Researchers publish first successful “smart boot” study regarding diabetes-related wounds

As part of its partnership with Center to Stream Healthcare in Place (C2SHIP), Keck Medicine of USC has developed a new, interactive smart boot to help diabetic patients recover from dangerous foot wounds. The work was conducted in a multiphase study funded by the National Institutes of Health.

Image credit: Max Pixel, CC0 Public Domain

Every second, someone with diabetes develops a dangerous foot wound. Patients with diabetic nerve damage can be less sensitive to pain, which means they don’t always know if they’re putting too much pressure on their foot — or for that matter, a healing wound. All too often, this leads to infection, hospitalization and even amputation.

Treating these patients requires a plan to offload pressure from the bottom of the foot. This is often done with specially made braces known as removable cast boots.

“The first phase of the boot project was just to protect the wound,” explained David Armstrong, PhD, DPM, director of C2SHIP and professor of surgery at the Keck School of Medicine of USC. “If we can take off the pressure, we can heal the wound.”

The boots worked, but the team had a problem: Patient compliance with wearing the boot was hovering at around 28%.

That led to phase two: a boot that patients couldn’t remove. Patients healed more quickly, but it wasn’t ideal.

“It felt like something we were doing to the patient rather than with the patient,” said Armstrong, who also serves as co-director of USC’s Limb Preservation Program.

In time, phase three emerged: a more sophisticated wearable.

Driven by cloud computing, the new model allows patients to put on or remove the boot whenever they wish.

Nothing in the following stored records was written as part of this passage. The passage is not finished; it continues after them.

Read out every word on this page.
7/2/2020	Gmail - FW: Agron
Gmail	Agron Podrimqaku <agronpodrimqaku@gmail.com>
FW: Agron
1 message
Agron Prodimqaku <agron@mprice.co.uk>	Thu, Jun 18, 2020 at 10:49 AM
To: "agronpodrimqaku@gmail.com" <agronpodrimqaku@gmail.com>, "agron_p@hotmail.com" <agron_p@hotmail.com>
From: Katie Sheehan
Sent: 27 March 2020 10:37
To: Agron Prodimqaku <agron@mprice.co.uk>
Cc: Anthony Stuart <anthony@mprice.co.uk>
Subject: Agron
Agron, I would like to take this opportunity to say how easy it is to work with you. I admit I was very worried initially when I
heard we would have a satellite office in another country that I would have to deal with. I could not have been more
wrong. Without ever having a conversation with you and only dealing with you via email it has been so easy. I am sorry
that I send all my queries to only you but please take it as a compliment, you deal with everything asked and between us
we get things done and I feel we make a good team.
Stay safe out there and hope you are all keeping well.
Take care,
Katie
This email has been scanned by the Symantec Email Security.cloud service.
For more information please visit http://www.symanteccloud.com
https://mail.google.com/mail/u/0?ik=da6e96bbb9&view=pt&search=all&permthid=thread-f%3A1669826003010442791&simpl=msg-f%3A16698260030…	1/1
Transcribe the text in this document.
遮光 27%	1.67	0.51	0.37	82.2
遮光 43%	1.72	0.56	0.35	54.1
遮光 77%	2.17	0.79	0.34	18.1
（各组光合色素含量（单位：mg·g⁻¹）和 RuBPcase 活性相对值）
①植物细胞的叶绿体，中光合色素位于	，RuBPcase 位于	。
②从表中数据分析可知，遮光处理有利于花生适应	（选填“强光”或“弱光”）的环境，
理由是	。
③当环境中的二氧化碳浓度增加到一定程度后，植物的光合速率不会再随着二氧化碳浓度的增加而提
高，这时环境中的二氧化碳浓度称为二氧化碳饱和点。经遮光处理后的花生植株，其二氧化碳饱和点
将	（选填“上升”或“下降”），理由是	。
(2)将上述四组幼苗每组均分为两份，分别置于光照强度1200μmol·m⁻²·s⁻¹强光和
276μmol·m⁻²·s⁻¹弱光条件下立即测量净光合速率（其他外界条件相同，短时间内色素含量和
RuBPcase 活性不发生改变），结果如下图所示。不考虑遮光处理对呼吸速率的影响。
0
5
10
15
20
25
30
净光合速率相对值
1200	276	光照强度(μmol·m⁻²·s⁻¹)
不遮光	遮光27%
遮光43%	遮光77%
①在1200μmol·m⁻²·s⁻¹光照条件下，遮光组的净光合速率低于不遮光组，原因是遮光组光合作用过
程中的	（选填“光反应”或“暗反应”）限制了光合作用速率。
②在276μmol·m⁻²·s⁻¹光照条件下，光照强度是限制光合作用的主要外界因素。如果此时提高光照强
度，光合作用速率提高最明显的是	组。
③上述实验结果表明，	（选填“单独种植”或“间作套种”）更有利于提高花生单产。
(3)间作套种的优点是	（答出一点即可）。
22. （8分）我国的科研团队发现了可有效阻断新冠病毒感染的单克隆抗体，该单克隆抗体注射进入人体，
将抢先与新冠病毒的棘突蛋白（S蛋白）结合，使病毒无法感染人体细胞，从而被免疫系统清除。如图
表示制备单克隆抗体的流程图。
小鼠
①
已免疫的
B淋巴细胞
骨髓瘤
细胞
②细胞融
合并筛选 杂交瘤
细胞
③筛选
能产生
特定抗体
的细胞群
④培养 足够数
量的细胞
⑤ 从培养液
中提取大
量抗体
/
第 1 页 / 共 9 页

To further increase compliance, the boot gives feedback to the patient about their activity level and the amount of time they spend with the boot on. This “smart boot” also sends data directly to the care team.

“I may know the medical aspects, but I always have to be aware that patients know their own lives best,” said Armstrong.

The study is now actively following patients for twelve weeks. Armstrong and his team have found that this model appears to be working: Early data suggests good compliance and the feedback may help patients stay actively engaged in their own recovery process. The results were published in the Journal of Diabetes Science and Technology, and the study is already a model for similar trials around the world.